Bernanke and the CBO – Bad Numbers

The numbers of late have been horrendous. Today a pile of more bad news. Yesterday we got this from the Fed Minutes:

Participants generally anticipated that it would take some time for the economy to converge fully to its longerrun path; most expected the convergence process to take no more than five to six years.


No more than five or six years? Where did that come from? I thought we were doing fine.

The long-term aspect of this problem we are facing probably will take us six years to work through. For the Fed to put this out there was not done without significant consideration. There were quite a few folks who were hoping for the turnaround to take hold later this year. Now they have to wait a half decade. This is not good for confidence. But I give the Fed an “A” for saying it. It is the most probable outcome. The Fed’s words were chosen as a warning of QE 2's arrival later this year. Maybe sooner. What might a six-year slow down look like? We have no clue. All the long-term projections that are being bandied about today are assuming a decade of steady growth

Here is the GDP forecast from the Fed. There is no slowdown in this. The low estimate is 2.8% for far into the future. Bernanke can neither justify or sell QE 2 with these numbers as a backdrop. The long term trend would be about 3%. That is maximum sustainable growth without inflation. Either the Fed's forecast is off the mark, or they have no excuse for a QE party.

We get the same muck from the CBO. Here is their numbers:


Soon we will get the annual report from the SS Trust Fund. Their rosy outlook will also be achieved as result of an economic forecast that has no chance of being realized.
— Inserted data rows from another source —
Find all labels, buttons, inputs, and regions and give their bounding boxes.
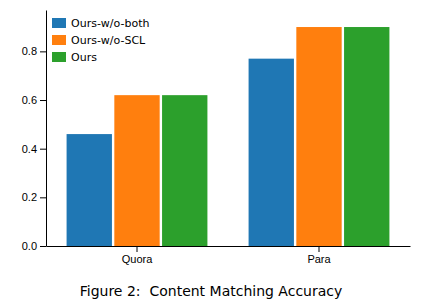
x-axis: Quora Para (47, 246, 411, 265)
chart: 0.00.20.40.60.8QuoraParaOurs-w/o-bothOur… (0, 0, 422, 308)
y-tick-label: 0.0 (22, 240, 37, 252)
y-tick-label: 0.2 (22, 191, 37, 203)
bar (249, 59, 294, 246)
y-axis: 0.0 0.2 0.4 0.6 0.8 (22, 11, 47, 253)
y-tick-line (40, 149, 46, 150)
y-tick-label: 0.8 (22, 45, 37, 57)
bar (67, 134, 112, 246)
y-axis-line (46, 11, 47, 247)
x-tick-label: Quora (122, 253, 153, 265)
y-tick-line (40, 246, 46, 247)
legend-label: Ours-w/o-both (71, 17, 149, 30)
bar (296, 27, 341, 246)
bars (67, 27, 390, 246)
x-axis-line (47, 246, 411, 247)
x-tick-line (137, 246, 138, 252)
legend: Ours-w/o-both Ours-w/o-SCL Ours (52, 17, 149, 64)
bar (114, 95, 159, 246)
caption: Figure 2: Content Matching Accuracy (80, 283, 343, 299)
x-tick-line (319, 246, 320, 252)
y-tick-line (40, 100, 46, 101)
legend-item: Ours-w/o-both (52, 17, 149, 30)
y-tick: 0.8 (22, 45, 46, 57)
y-tick: 0.4 (22, 143, 46, 155)
legend-label: Ours (71, 51, 97, 64)
legend-label: Ours-w/o-SCL (71, 34, 146, 47)
bar (162, 95, 207, 246)
bar-series (162, 27, 389, 246)
y-tick: 0.2 (22, 191, 46, 203)
x-tick-label: Para (307, 253, 331, 265)
y-tick-label: 0.4 (22, 143, 37, 155)
x-tick: Para (307, 246, 331, 265)
x-tick: Quora (122, 246, 153, 265)
y-tick: 0.6 (22, 94, 46, 106)
legend-item: Ours-w/o-SCL (52, 34, 146, 47)
bar (344, 27, 389, 246)
legend-swatch (52, 18, 66, 28)
y-tick-line (40, 197, 46, 198)
legend-swatch (52, 52, 66, 62)
y-tick-label: 0.6 (22, 94, 37, 106)
legend-item: Ours (52, 51, 97, 64)
plot: 0.00.20.40.60.8QuoraParaOurs-w/o-bothOur… (22, 11, 411, 265)
bar-series (67, 59, 294, 246)
y-tick-line (40, 51, 46, 52)
legend-swatch (52, 35, 66, 45)
y-tick: 0.0 (22, 240, 46, 252)
bar-series (114, 27, 341, 246)
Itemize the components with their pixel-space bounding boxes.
The Fed has put a long-term low/no growth possibility on the table. They have done it in effort to support a launch of the QE 2. I would like to see some economic forecasts from the CBO that reflected the consequences of a six-year GDP that averaged 1%. The numbers that come from that analysis for total debt, debt to GDP, State finances, all private pension funds, Social Security/Medicare and unemployment would be a big eye opener. It looks like an implosion to me.

If the Fed wants to sell the next round of monetary insanity it will have to do it with a budget that shows what happens to us if we don’t grow. Mr. Elmendorf (CBO) and Mr. Goss (SSTF) should do the same. If you want to scare the populace into accepting another QE then at least we should get a look at what we are supposed to be afraid of. The bad news is that if we did see the future under the lens of 1% long-term GDP growth it would scare us to death. And therefore justify Mr. Bernanke’s plans.